[LeetCode] 1161. Maximum Level Sum of a Binary Tree

1. Question

Given the root of a binary tree, the level of its root is 1, the level of its children is 2, and so on.

Return the smallest level x such that the sum of all the values of nodes at level x is maximal.

Example 1:

Input: root = [1,7,0,7,-8,null,null]
Output: 2
Explanation: 
Level 1 sum = 1.
Level 2 sum = 7 + 0 = 7.
Level 3 sum = 7 + -8 = -1.
So we return the level with the maximum sum which is level 2.

Example 2:

Input: root = [989,null,10250,98693,-89388,null,null,null,-32127]
Output: 2

2. Thoughts

Use BFS.
1. Iterate through every level of the tree.
2. calculate sum for level
3. return level for max sum

3. Tips learned

4. My solution

class Solution:
    def maxLevelSum(self, root: Optional[TreeNode]) -> int:
        final_max = root.val
        current_level, max_level = 0, 1
        tree = deque([root])

        while tree:
            current_level += 1
            level = len(tree)
            local_sum = 0
            for _ in range(level):
                node = tree.popleft()
                local_sum += node.val
                if node.left:
                    tree.append(node.left)
                if node.right:
                    tree.append(node.right)
            if local_sum > final_max:
                final_max = local_sum
                max_level = current_level

        return max_level

41/41 cases passed (226 ms)
Your runtime beats 80.42 % of python3 submissions
Your memory usage beats 21.99 % of python3 submissions (21.1 MB)

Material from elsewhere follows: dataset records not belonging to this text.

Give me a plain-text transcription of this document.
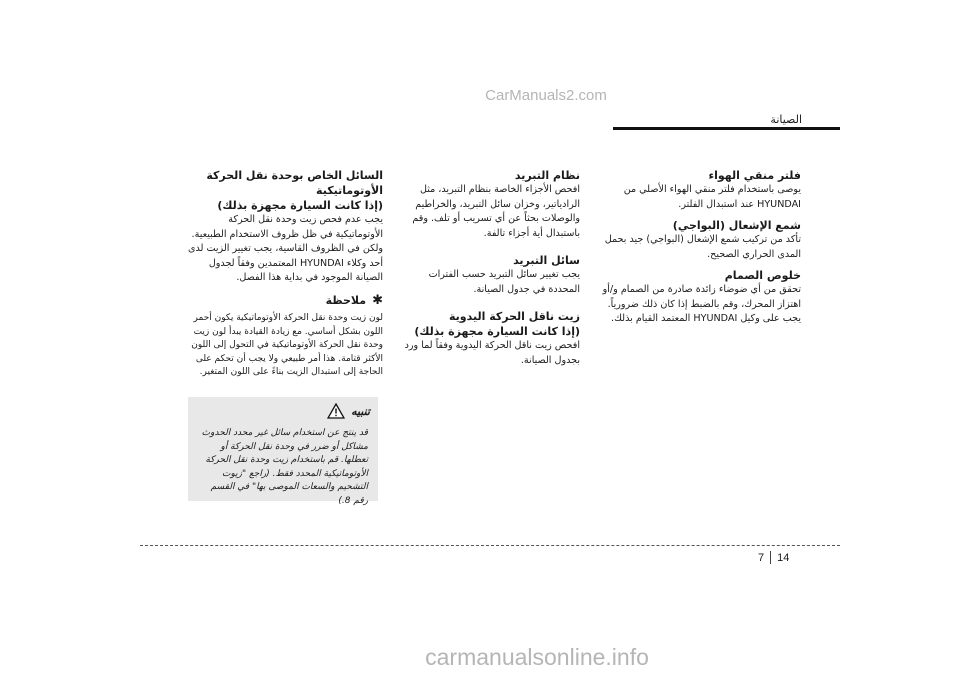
CarManuals2.com
الصيانة
فلتر منقي الهواء

يوصى باستخدام فلتر منقي الهواء الأصلي من HYUNDAI عند استبدال الفلتر.

شمع الإشعال (البواجي)

تأكد من تركيب شمع الإشعال (البواجي) جيد بحمل المدى الحراري الصحيح.

خلوص الصمام

تحقق من أي ضوضاء زائدة صادرة من الصمام و/أو اهتزاز المحرك، وقم بالضبط إذا كان ذلك ضرورياً.

يجب على وكيل HYUNDAI المعتمد القيام بذلك.

نظام التبريد

افحص الأجزاء الخاصة بنظام التبريد، مثل الرادياتير، وخزان سائل التبريد، والخراطيم والوصلات بحثاً عن أي تسريب أو تلف. وقم باستبدال أية أجزاء تالفة.

سائل التبريد

يجب تغيير سائل التبريد حسب الفترات المحددة في جدول الصيانة.

زيت ناقل الحركة اليدوية
(إذا كانت السيارة مجهزة بذلك)

افحص زيت ناقل الحركة اليدوية وفقاً لما ورد بجدول الصيانة.

السائل الخاص بوحدة نقل الحركة
الأوتوماتيكية
(إذا كانت السيارة مجهزة بذلك)

يجب عدم فحص زيت وحدة نقل الحركة الأوتوماتيكية في ظل ظروف الاستخدام الطبيعية. ولكن في الظروف القاسية، يجب تغيير الزيت لدى أحد وكلاء HYUNDAI المعتمدين وفقاً لجدول الصيانة الموجود في بداية هذا الفصل.

✱
ملاحظة
لون زيت وحدة نقل الحركة الأوتوماتيكية يكون أحمر اللون بشكل أساسي. مع زيادة القيادة يبدأ لون زيت وحدة نقل الحركة الأوتوماتيكية في التحول إلى اللون الأكثر قتامة. هذا أمر طبيعي ولا يجب أن تحكم على الحاجة إلى استبدال الزيت بناءً على اللون المتغير.
تنبيه
قد ينتج عن استخدام سائل غير محدد الحدوث مشاكل أو ضرر في وحدة نقل الحركة أو تعطلها. قم باستخدام زيت وحدة نقل الحركة الأوتوماتيكية المحدد فقط. (راجع "زيوت التشحيم والسعات الموصى بها" في القسم رقم 8.)
7 14
carmanualsonline.info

5. AI Solution and Improvements

Your solution for finding the level of a binary tree with the maximum sum is effective and follows a standard approach using Breadth-First Search (BFS) with a queue. The logic is sound, and the code is well-structured. However, there is a minor optimization that can be done to enhance readability and efficiency.

In your current implementation, you initialize current_level to 0 and increment it at the start of the while loop. This works perfectly, but it can be slightly more intuitive if you start counting levels from 1 (since the root is at level 1) and increment it at the end of the loop. Also, initializing final_max with root.val is fine, but in case of a tree with all negative values, it might cause an issue if the root has a very low value. A better approach could be to initialize it with the smallest possible integer.

Here's an optimized version of your code:

from collections import deque

class Solution:
    def maxLevelSum(self, root: Optional[TreeNode]) -> int:
        if not root:
            return 0

        final_max = float('-inf')  # Initialize to the smallest possible integer
        max_level = 1
        current_level = 1
        queue = deque([root])

        while queue:
            level_size = len(queue)
            local_sum = 0
            for _ in range(level_size):
                node = queue.popleft()
                local_sum += node.val
                if node.left:
                    queue.append(node.left)
                if node.right:
                    queue.append(node.right)

            if local_sum > final_max:
                final_max = local_sum
                max_level = current_level

            current_level += 1  # Increment the level after processing the current level

        return max_level

In this revised version, current_level starts at 1, and final_max is initialized to float('-inf') to handle all negative value cases more effectively. Incrementing current_level after processing each level makes the code more intuitive.